Culiacán ha amanecido con un eco monumental impreso en estructuras de acero y lonas blancas. En distintos puntos estratégicos de la capital sinaloense, la ciudadanía se topó con mensajes directos, sin filtros y cargados de hartazgo social: "Culiacán quiere vivir en paz. Asesino: ¡Ya para! ¡Deja de matarnos!" y "Culiacán quiere vivir en paz. ¡NO más robacarros!", acompañados del hashtag #CuliacánQuierePaz.
Estos espectaculares no son solo una manifestación urbana; son el reflejo gráfico del grito desesperado de una sociedad civil que, día con día, transita por las calles bajo la sombra ominosa de la violencia y la incertidumbre.
La cicatriz de la guerra: Culiacán bajo fuego cruzado
Para entender la magnitud de este clamor impreso en los espectaculares, es necesario mirar hacia atrás y contemplar la profunda brecha que la llamada "guerra del narco" ha abierto en el tejido social de Sinaloa. Los enfrentamientos entre facciones rivales del crimen organizado han fracturado la paz pública, convirtiendo avenidas, colonias y sindicaturas en escenarios de miedo constante.
Los daños colaterales de esta disputa intestina no se limitan al estruendo de las armas de fuego.
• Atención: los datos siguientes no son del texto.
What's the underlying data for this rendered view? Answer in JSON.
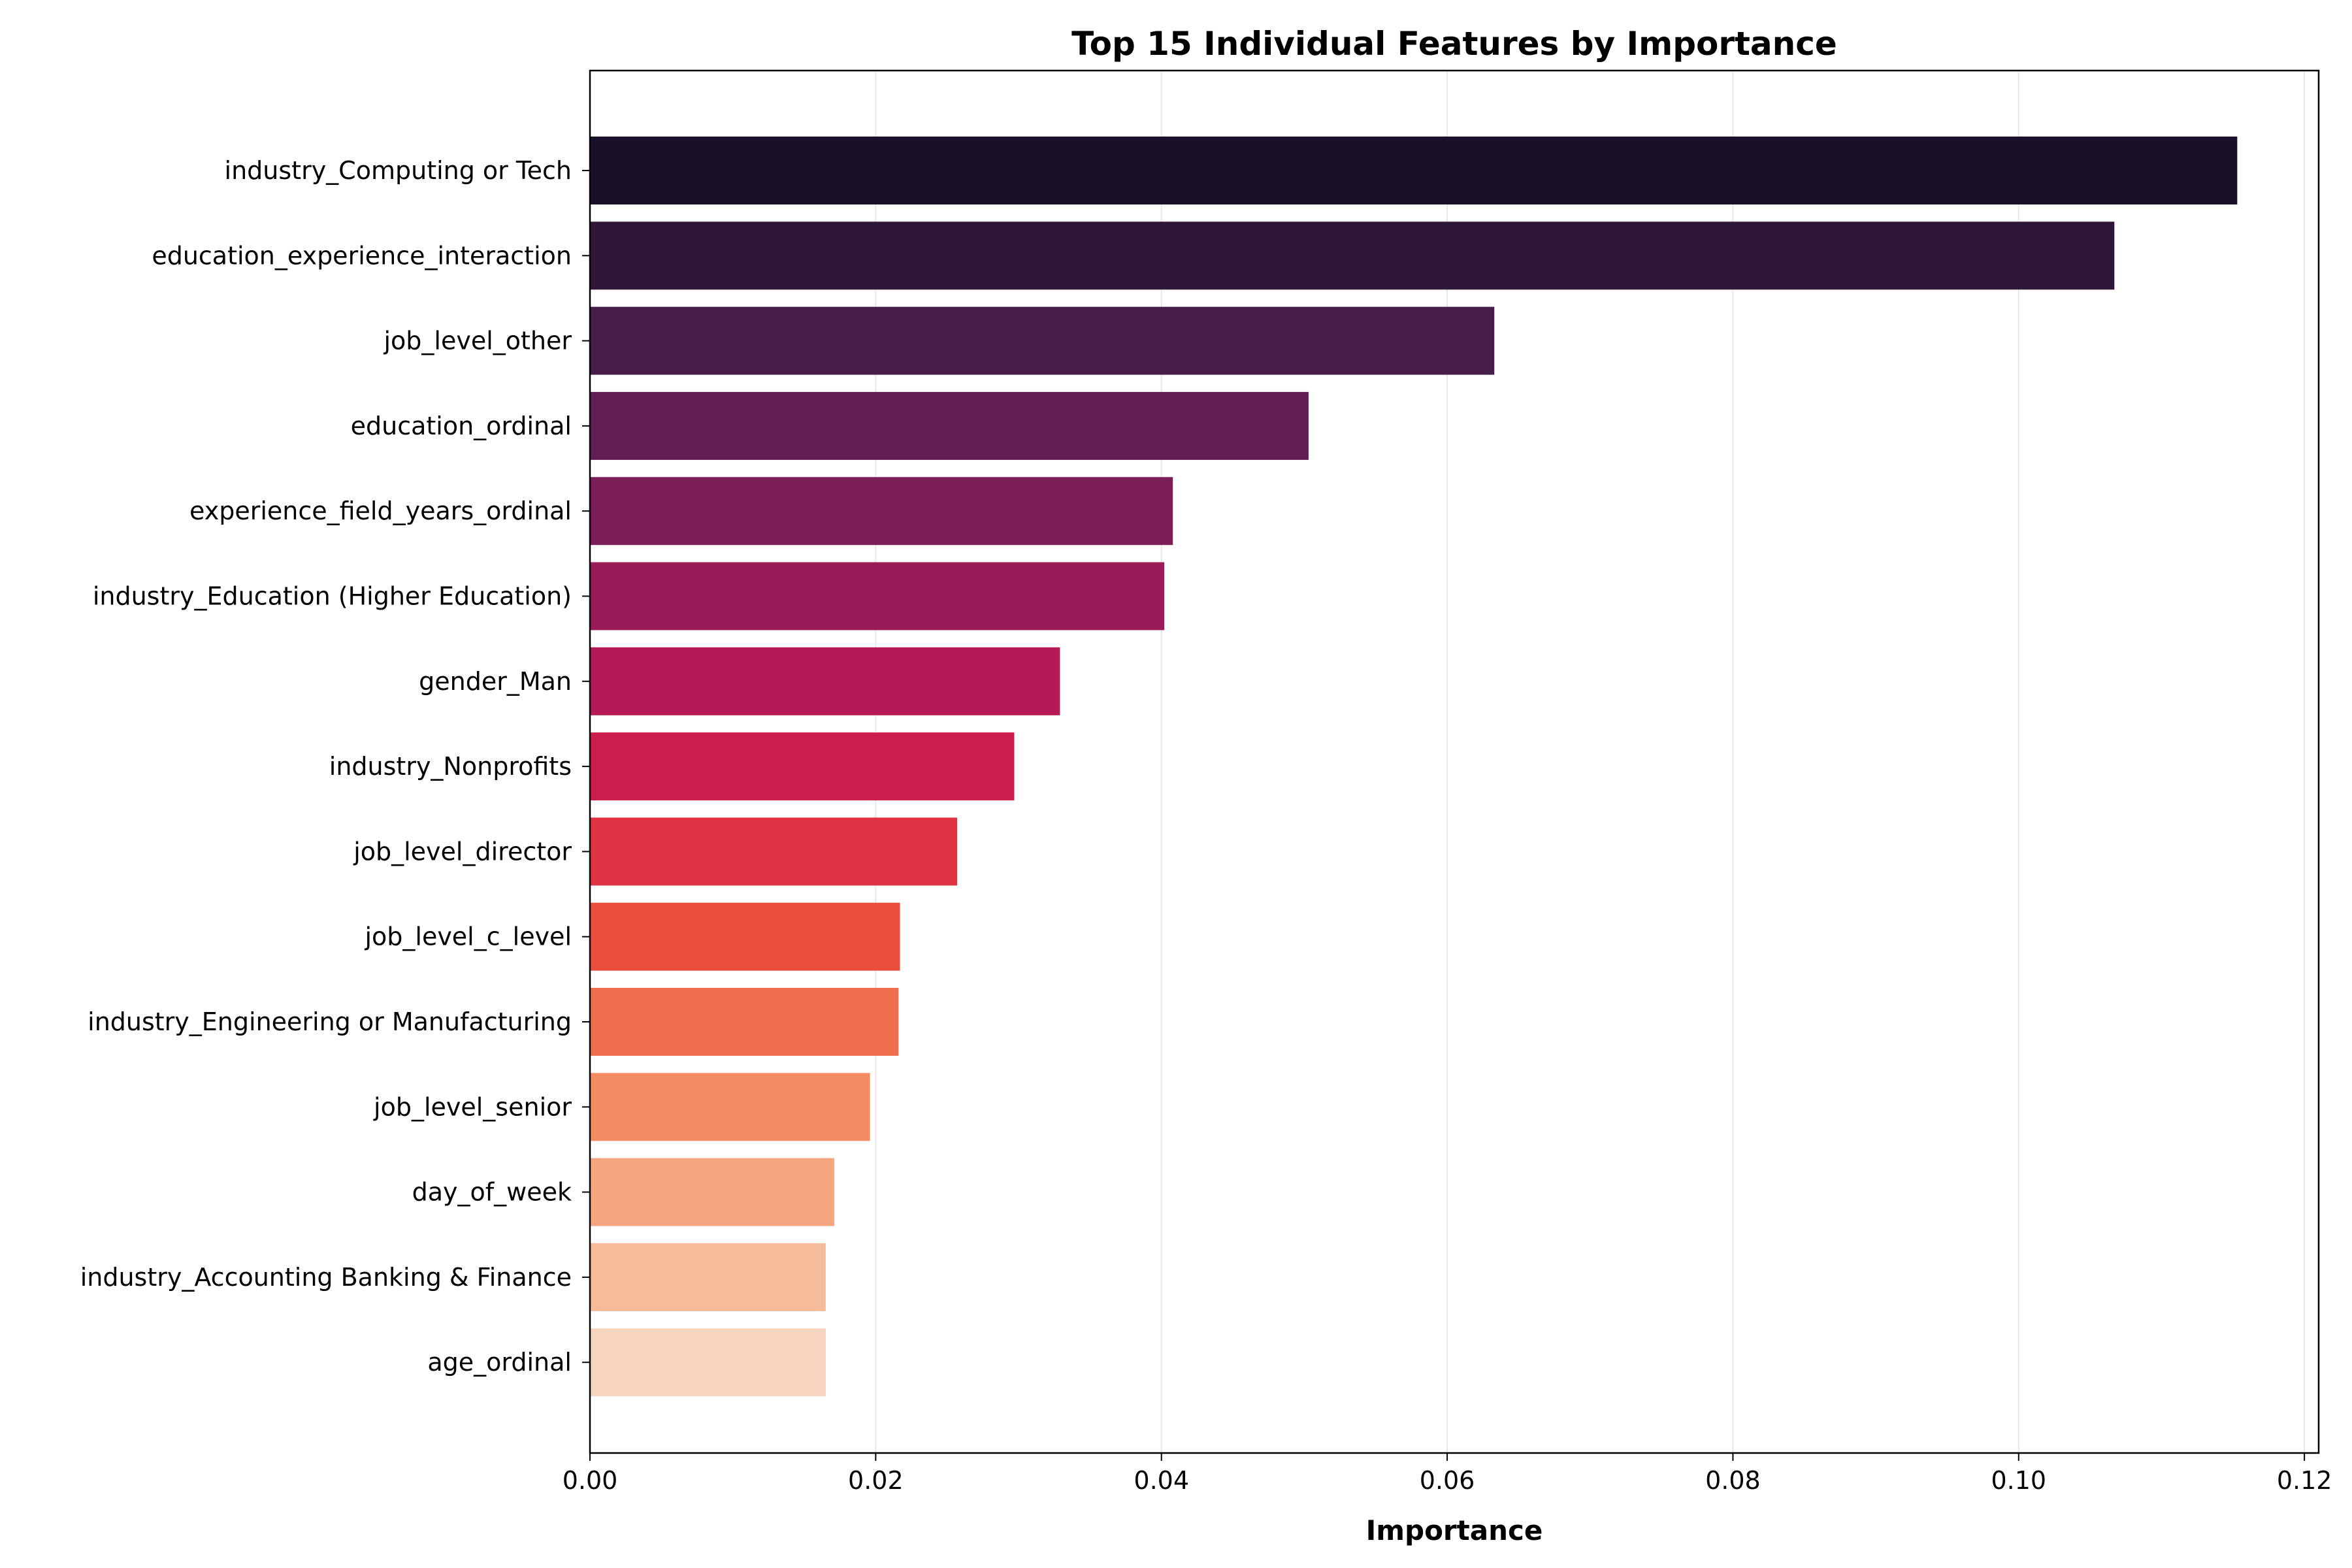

La economía local, la movilidad urbana y la tranquilidad psicológica de los culiacanenses han sido devoradas por una ola imparable de delitos del fuero común y federal: robacarros violentos, asaltos a transeúntes, despojos de unidades motrices a mano armada y asesinatos cotidianos que saturan las estadísticas locales y las redacciones de los medios de comunicación.

El pulso de la violencia: Un panorama crítico
Al hacer un recuento de los episodios más críticos que han sacudido a la capital del estado en los últimos meses, el saldo acumulado en la opinión pública revela una crisis de seguridad sin tregua. Los reportes diarios de los medios locales documentan una narrativa repetitiva y dolorosa:
Despojos masivos de vehículos: Las carreteras y vialidades urbanas se han convertido en zonas de riesgo permanente para los automovilistas, quienes enfrentan el constante peligro de ser despojados de sus unidades a punta de pistola por células armadas que operan con total impunidad.
Homicidios y enfrentamientos armados: Balaceras a plena luz del día, bloqueos con vehículos incendiados y el hallazgo de cuerpos sin vida con huellas de tortura han mantenido a la población bajo toque de queda implícito, paralizando la actividad comercial y escolar en repetidas ocasiones.
Psicosis social y confinamiento: Ante la incapacidad operativa de contener de forma definitiva la espiral de violencia, familias enteras han modificado sus rutinas, limitando sus salidas nocturnas y viviendo en un estado de alerta permanente.
Un llamado desesperado que reta al silencio
La aparición de estos espectaculares en Culiacán evidencia que el miedo ha comenzado a transformarse en exigencia abierta. Las lonas colgadas en los cruceros de la ciudad fungen como un espejo incómodo para las autoridades y un mensaje frontal hacia los generadores de violencia.
Mientras los automovilistas continúan transitando bajo estas estructuras gigantescas, la pregunta sigue flotando en el aire pesado de la capital sinaloense: ¿cuánto tiempo más tendrá que gritar Culiacán para volver a encontrar la paz?